Regardless of the possible mechanisms involved, the potential significance of the use of HOCl as a therapeutic, and possibly even a prophylactic tool, in the management of COVID-19 patients is substantial. Current approaches using monoclonal antibodies directed against the SARS-CoV-2 virus, or against IL-6, or against viral receptors on mucosal epithelial cells are costly, cumbersome, and scarce.(27, 28) The practical complications of the specificity, manufacture, transport, administration, and expense of such measures preclude their ever becoming available to the great majority of people around the world. In contrast, homogenous and stable forms of HOCl can now be produced in industrial quantities and readily distributed to local pharmacies and clinics without special requirements for transport or storage conditions.(29) Subsequent self-administration of HOCl via nebulizer as either prophylaxis or therapy could be, after further validation, a significant advance in patient care.

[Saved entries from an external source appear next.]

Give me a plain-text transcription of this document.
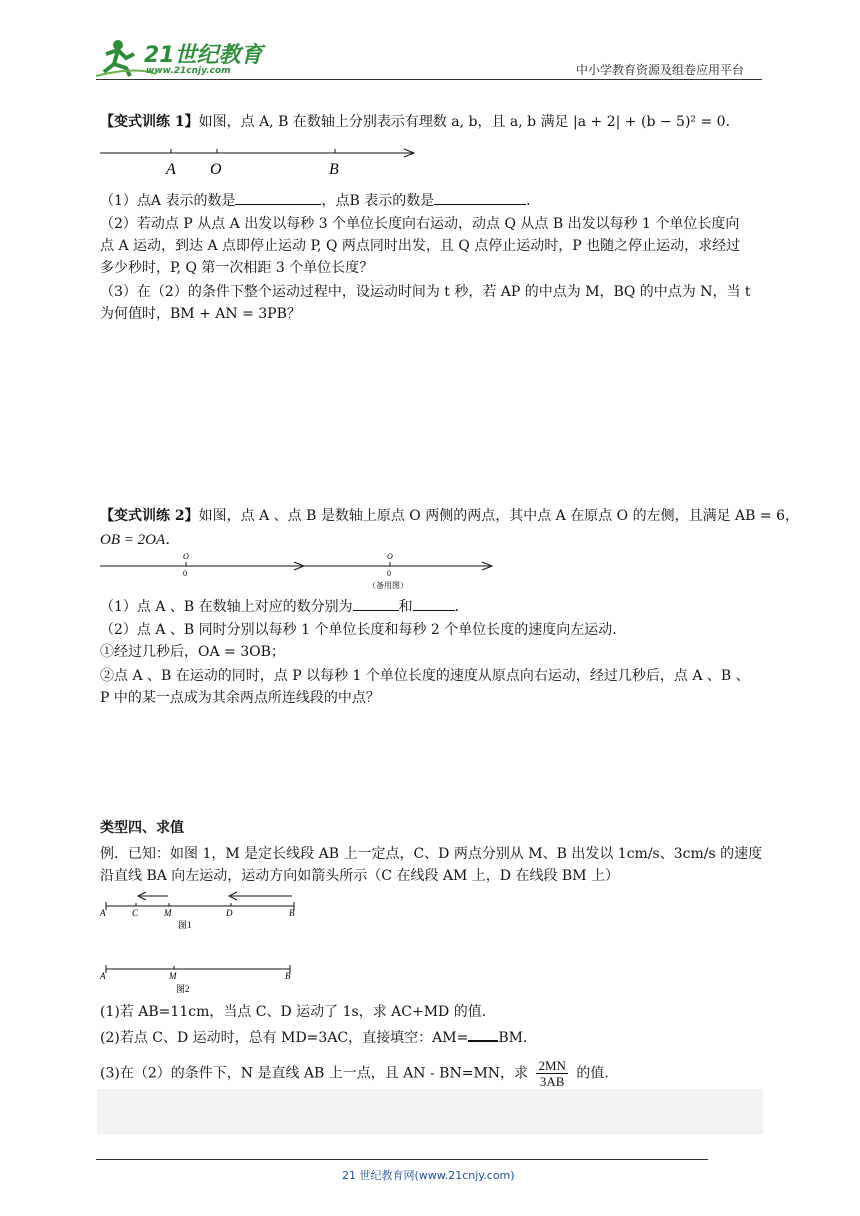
21世纪教育
www.21cnjy.com	中小学教育资源及组卷应用平台
【变式训练 1】如图，点 A, B 在数轴上分别表示有理数 a, b，且 a, b 满足 |a + 2| + (b − 5)² = 0．
A O	B
（1）点A 表示的数是	，点B 表示的数是	．
（2）若动点 P 从点 A 出发以每秒 3 个单位长度向右运动，动点 Q 从点 B 出发以每秒 1 个单位长度向
点 A 运动，到达 A 点即停止运动 P, Q 两点同时出发，且 Q 点停止运动时，P 也随之停止运动，求经过
多少秒时，P, Q 第一次相距 3 个单位长度？
（3）在（2）的条件下整个运动过程中，设运动时间为 t 秒，若 AP 的中点为 M，BQ 的中点为 N，当 t
为何值时，BM + AN = 3PB？
【变式训练 2】如图，点 A 、点 B 是数轴上原点 O 两侧的两点，其中点 A 在原点 O 的左侧，且满足 AB = 6，
OB = 2OA．
O
0
O
0
（备用图）
（1）点 A 、B 在数轴上对应的数分别为	和	．
（2）点 A 、B 同时分别以每秒 1 个单位长度和每秒 2 个单位长度的速度向左运动．
①经过几秒后，OA = 3OB；
②点 A 、B 在运动的同时，点 P 以每秒 1 个单位长度的速度从原点向右运动，经过几秒后，点 A 、B 、
P 中的某一点成为其余两点所连线段的中点？
类型四、求值
例．已知：如图 1，M 是定长线段 AB 上一定点，C、D 两点分别从 M、B 出发以 1cm/s、3cm/s 的速度
沿直线 BA 向左运动，运动方向如箭头所示（C 在线段 AM 上，D 在线段 BM 上）
A	C	M	D	B
图1
A	M	B
图2
(1)若 AB=11cm，当点 C、D 运动了 1s，求 AC+MD 的值．
(2)若点 C、D 运动时，总有 MD=3AC，直接填空：AM= BM．
(3)在（2）的条件下，N 是直线 AB 上一点，且 AN - BN=MN，求 $\frac{2MN}{3AB}$ 的值．
21 世纪教育网(www.21cnjy.com)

It is also worth noting that the specific amino acid residues in the SARS-CoV-2 spike protein against which the redox mechanism of action for HOCl is active are conserved in all variants evaluated to date. Each variant identified so far is likely to be similarly susceptible and that research is underway. The increasing morbidity and mortality seen with variant SARS-CoV-2 strains, therefore, shows that the availability of HOCl formulations suitable for systemic administration in humans, particularly through inhalation, presents an opportunity worthy of more extensive clinical evaluation.